Ultimately, the combination of the mandate to buy insurance, federal subsidies to low income families to purchase private plans, failure to adequately control insurance prices or crack down on the abuse of insurance denials make the House bill — and its Senate counterpart — look a lot like a massive bailout for the private insurance industry.
Don’t be misled by the howling from insurance industry which has been spending some $1.4 million a day to steer the direction of legislation. They would have preferred the status quo, but will be more than happy to count the increased revenues coming their way.
As Rep. Dennis Kucinich said on the House floor, “we cannot fault the insurance companies for being what they are. But we can fault legislation in which the government incentivizes the perpetuation, indeed the strengthening, of the for-profit health insurance industry, the very source of the problem.”
While some people will have improved access, the final accounting will be an even firmer private insurance grip on our healthcare system, with the U.S. remaining the only industrialized nation which barters our health for private profit.
Months ago, the Obama administration pre-determined this outcome by ruling out the most comprehensive, most cost effective, most humane reform, single payer, or an expanded and improved Medicare for all. Single payer proponents were shut out of White House forums, blocked from most hearings in the Senate, and single payer amendments stripped from the final House bill. Yet, through grassroots pressure, single-payer advocates forced consideration by the House of an improved Medicare for all until the very end.

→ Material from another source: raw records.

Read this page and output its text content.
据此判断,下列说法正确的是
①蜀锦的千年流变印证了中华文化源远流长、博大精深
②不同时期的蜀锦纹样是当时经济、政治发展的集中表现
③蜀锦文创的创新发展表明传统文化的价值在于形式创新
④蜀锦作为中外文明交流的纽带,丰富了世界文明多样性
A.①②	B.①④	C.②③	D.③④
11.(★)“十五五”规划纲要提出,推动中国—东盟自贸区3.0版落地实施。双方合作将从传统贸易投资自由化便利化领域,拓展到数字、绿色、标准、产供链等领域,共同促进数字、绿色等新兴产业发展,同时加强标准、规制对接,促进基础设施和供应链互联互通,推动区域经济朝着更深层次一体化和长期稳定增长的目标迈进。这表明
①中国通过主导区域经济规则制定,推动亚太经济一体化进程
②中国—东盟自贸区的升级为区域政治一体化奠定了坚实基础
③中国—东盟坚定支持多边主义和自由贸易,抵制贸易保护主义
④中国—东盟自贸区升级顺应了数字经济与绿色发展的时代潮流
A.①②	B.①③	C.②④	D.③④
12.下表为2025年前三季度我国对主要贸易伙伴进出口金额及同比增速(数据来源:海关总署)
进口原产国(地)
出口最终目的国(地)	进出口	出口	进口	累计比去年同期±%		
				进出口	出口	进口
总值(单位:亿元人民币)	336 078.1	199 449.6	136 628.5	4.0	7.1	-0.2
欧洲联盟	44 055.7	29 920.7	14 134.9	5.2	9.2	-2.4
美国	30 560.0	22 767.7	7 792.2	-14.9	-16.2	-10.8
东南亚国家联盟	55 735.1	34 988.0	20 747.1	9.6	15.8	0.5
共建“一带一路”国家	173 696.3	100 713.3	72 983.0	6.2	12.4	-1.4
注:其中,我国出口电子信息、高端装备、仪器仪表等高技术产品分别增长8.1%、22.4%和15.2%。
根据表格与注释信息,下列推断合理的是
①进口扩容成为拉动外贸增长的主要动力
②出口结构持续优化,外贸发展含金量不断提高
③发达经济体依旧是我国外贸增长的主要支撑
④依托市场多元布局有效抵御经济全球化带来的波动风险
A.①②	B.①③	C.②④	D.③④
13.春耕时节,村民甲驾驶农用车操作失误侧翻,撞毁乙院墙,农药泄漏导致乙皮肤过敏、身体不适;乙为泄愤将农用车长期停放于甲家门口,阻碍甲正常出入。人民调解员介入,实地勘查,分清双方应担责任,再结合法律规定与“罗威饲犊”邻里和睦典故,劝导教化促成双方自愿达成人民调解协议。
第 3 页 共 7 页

But nurses and other single payer proponents who have heroically fought for this reform for years will continue the campaign, next in the Senate, where single payer amendments are expected to be introduced. The scene will also shift to state capitols, where vibrant single payer movements remain active and will escalate.
Proponents of comprehensive reform will never be silent, and never stop working for the real change we most desperately need.